Just, in general, the film is likable. It’s not outrageous (for the most part) or packed to the gills with crude humor, crass situations, and a ton of lewd content. That might be part of the reason why this film didn’t take off at the Box Office the way other teen sex comedies had. Or maybe the genre, which had really seen a re-boom with American Pie in 1999, was already on its way back out by the time EuroTrip dropped in 2004. Whatever the case, a film that I think is actually really funny, died at the Box office, making a paltry $22.6 Mil against its $25 Mil budget, making it a certified Box Office Bomb.

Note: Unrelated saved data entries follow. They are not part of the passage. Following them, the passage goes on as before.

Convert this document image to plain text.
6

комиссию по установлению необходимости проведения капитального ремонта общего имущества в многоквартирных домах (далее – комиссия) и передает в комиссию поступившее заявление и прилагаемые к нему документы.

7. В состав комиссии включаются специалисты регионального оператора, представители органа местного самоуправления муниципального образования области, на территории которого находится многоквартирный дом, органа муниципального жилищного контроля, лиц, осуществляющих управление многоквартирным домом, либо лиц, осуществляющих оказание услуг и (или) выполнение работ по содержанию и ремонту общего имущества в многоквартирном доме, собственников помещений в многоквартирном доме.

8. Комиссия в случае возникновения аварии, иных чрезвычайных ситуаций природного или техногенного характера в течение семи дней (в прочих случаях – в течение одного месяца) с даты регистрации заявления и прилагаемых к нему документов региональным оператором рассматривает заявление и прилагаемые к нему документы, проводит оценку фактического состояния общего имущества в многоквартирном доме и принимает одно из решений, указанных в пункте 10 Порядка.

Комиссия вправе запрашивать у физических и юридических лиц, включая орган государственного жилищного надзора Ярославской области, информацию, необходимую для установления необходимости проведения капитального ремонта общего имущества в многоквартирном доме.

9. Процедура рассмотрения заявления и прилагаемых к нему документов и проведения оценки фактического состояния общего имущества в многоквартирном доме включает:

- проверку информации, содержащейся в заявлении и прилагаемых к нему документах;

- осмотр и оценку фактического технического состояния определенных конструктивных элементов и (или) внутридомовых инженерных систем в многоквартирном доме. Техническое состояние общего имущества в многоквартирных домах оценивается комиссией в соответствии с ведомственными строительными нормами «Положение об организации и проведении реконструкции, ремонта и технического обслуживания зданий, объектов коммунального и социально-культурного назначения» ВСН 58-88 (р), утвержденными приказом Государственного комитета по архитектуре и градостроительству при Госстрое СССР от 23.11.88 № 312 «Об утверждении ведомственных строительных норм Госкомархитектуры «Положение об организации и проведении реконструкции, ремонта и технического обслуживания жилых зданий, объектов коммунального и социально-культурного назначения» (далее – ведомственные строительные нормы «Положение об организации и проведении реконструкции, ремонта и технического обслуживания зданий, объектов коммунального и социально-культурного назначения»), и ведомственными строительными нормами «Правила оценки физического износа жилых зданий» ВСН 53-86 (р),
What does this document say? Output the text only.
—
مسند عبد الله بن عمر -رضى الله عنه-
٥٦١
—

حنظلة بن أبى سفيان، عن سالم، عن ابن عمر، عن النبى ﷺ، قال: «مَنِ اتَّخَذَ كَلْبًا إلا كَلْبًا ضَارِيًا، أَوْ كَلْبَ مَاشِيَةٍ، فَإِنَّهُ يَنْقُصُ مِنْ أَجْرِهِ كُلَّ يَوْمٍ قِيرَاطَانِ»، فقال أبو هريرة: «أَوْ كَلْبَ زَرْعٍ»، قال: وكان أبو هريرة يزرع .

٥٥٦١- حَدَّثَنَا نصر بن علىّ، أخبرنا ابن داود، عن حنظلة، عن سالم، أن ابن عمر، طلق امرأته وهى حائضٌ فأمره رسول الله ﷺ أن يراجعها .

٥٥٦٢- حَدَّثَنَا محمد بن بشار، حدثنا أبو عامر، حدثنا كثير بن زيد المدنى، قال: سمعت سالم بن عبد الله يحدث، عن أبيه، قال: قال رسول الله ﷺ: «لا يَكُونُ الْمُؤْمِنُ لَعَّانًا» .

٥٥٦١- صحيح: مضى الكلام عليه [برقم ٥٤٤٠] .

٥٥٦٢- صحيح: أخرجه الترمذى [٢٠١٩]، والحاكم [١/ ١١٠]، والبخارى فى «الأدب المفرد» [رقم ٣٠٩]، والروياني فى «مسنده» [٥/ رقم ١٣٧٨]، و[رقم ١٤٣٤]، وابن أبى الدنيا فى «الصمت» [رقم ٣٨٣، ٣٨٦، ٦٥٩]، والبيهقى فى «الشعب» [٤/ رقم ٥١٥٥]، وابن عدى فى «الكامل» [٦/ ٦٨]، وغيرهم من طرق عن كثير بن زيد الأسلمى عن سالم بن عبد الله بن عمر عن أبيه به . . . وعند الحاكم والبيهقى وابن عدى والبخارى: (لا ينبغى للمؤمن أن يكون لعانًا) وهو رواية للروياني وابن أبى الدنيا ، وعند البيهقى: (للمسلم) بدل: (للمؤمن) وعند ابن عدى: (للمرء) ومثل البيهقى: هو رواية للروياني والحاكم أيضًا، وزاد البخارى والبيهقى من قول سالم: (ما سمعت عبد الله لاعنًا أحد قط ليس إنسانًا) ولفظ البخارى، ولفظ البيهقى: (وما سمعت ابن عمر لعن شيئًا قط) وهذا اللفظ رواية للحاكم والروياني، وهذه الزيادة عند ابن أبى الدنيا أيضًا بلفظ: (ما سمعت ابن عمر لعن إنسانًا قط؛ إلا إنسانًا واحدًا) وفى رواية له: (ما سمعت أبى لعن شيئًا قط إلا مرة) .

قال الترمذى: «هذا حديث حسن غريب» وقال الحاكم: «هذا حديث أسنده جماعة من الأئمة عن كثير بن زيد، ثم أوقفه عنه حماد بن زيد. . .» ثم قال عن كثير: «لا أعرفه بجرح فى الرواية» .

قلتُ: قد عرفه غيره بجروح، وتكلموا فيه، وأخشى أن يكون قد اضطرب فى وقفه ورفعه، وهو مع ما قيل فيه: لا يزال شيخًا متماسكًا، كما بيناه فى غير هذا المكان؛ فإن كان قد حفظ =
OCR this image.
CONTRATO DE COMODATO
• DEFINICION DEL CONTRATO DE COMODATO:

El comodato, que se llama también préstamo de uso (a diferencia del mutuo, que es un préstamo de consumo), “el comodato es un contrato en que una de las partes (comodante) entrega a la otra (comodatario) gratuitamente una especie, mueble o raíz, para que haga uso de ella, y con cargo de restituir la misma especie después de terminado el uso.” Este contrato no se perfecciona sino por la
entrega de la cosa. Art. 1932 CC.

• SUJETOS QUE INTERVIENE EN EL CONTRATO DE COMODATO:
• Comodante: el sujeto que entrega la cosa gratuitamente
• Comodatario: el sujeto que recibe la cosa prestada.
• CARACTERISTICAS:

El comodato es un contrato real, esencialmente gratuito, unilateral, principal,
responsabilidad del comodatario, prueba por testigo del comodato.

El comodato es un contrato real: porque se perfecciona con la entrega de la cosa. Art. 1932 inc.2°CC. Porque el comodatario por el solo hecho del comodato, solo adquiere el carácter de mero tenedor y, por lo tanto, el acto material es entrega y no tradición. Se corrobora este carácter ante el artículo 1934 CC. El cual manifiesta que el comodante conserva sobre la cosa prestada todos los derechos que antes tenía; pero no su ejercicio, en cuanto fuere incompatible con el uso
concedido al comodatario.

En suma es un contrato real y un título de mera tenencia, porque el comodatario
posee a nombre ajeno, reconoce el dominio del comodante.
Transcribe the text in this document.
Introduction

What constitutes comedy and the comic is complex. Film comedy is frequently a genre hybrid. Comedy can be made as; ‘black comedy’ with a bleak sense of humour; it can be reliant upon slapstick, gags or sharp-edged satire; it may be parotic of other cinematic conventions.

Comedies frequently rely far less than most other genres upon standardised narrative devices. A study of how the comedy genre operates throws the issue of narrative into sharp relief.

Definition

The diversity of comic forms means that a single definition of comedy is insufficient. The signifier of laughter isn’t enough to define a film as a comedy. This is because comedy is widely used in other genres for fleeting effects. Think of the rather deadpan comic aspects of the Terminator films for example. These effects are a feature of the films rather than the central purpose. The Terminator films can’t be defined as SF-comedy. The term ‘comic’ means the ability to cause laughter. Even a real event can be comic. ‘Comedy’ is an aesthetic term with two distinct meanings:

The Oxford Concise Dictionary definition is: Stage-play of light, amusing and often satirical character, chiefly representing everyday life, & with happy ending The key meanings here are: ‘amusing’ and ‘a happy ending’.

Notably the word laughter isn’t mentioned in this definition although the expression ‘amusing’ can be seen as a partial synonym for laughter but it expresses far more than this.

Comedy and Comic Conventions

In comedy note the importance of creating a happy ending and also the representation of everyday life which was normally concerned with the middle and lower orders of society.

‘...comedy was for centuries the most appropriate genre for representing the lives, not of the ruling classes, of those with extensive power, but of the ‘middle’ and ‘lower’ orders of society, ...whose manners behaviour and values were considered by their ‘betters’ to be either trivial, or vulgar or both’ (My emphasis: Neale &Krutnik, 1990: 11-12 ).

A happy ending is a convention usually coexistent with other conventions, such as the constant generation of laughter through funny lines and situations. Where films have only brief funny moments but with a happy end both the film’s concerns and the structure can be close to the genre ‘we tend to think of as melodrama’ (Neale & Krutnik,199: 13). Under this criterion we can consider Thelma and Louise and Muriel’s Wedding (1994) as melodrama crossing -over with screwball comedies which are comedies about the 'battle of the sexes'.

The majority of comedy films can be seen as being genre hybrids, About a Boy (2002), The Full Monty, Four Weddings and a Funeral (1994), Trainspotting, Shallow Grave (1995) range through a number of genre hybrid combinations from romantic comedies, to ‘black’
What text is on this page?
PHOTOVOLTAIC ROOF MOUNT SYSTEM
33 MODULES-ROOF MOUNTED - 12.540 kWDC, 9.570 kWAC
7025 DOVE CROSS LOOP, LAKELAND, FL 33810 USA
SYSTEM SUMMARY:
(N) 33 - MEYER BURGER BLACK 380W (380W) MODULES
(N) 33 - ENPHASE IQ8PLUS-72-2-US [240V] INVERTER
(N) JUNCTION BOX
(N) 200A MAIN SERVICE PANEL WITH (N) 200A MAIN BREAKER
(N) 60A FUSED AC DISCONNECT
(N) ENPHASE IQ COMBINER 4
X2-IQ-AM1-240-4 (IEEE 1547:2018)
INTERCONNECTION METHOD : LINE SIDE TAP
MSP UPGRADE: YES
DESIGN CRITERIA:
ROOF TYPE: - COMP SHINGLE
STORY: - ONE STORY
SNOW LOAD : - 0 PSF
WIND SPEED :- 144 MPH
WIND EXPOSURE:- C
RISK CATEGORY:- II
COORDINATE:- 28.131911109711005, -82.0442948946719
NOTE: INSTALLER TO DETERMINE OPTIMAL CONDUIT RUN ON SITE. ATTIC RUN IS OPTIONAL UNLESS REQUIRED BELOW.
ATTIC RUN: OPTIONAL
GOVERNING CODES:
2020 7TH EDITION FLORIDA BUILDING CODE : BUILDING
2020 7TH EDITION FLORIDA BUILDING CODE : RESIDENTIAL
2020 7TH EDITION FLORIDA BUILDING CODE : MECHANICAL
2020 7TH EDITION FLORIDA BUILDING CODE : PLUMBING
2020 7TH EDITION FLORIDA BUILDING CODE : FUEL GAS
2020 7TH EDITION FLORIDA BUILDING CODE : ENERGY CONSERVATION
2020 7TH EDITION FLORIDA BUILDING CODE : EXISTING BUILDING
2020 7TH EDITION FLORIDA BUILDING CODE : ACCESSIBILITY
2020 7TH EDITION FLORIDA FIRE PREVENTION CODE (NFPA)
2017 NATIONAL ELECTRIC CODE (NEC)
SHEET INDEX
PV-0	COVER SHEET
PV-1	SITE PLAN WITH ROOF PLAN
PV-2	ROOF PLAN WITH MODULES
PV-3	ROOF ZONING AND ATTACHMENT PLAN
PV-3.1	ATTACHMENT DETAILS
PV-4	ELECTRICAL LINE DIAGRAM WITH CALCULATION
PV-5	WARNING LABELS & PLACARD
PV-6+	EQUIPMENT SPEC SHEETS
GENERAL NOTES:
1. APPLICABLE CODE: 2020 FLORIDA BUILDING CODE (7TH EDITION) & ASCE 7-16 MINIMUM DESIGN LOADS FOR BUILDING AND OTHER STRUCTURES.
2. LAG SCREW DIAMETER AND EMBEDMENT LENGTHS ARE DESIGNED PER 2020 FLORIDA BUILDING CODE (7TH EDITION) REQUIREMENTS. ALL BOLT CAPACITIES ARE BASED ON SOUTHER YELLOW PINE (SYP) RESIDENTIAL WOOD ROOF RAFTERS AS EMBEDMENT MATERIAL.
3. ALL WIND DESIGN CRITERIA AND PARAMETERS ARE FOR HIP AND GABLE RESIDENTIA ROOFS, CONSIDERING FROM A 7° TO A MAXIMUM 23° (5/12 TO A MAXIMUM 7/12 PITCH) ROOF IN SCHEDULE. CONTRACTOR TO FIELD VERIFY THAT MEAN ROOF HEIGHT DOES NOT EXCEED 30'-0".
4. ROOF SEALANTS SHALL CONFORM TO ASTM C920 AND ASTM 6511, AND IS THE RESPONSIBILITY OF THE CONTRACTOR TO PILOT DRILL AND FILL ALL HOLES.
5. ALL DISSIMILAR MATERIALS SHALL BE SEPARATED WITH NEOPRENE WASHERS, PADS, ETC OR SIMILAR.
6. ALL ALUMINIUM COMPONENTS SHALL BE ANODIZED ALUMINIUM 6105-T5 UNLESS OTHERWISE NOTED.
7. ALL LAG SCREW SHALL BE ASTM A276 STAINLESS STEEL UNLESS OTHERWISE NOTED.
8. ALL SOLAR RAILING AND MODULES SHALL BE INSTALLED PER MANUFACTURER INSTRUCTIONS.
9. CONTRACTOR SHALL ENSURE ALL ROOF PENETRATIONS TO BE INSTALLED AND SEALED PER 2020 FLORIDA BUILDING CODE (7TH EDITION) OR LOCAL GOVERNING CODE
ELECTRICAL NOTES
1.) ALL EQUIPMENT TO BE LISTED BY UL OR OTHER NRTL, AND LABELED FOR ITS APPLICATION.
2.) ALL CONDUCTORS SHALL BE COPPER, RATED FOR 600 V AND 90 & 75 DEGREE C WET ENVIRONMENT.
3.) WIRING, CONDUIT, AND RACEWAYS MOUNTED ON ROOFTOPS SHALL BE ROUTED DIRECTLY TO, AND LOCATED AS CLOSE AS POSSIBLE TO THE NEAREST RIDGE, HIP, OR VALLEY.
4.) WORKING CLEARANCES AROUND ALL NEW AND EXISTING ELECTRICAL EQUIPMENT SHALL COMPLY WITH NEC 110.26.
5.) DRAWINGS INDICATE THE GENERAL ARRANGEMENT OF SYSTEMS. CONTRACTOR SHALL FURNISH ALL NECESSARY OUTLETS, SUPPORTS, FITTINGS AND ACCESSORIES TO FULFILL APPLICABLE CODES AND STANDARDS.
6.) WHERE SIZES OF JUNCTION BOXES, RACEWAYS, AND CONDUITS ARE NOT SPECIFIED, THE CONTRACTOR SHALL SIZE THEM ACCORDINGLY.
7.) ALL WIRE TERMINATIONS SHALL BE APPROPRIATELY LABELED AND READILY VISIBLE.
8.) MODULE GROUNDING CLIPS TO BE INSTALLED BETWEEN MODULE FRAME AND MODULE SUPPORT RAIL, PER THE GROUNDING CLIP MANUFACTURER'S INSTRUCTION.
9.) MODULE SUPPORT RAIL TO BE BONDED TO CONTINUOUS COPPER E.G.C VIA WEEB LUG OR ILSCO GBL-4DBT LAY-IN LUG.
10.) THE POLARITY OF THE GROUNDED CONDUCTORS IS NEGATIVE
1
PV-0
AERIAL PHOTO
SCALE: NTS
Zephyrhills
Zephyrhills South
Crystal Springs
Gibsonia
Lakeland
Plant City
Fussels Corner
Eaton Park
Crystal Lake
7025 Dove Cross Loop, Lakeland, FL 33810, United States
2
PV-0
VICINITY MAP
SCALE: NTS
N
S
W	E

It’s sad because it is, by and large, very funny. In a sea of sex comedies where their main characters are all sex offenders-in-training, and no one seems to care about ladies outside of being able to have sex with them, EuroTrip had a likable cast of characters that actually seem like nice people. They have a female best friend that they treat with respect, their goal isn’t sex all the time but (at least for Scotty) actual love, and they want to be decent people when all is said and done. Audiences might not have wanted a nice film in this debauched genre, but I think that’s what gives this film legs while many of the others have become tarnished in the intervening years.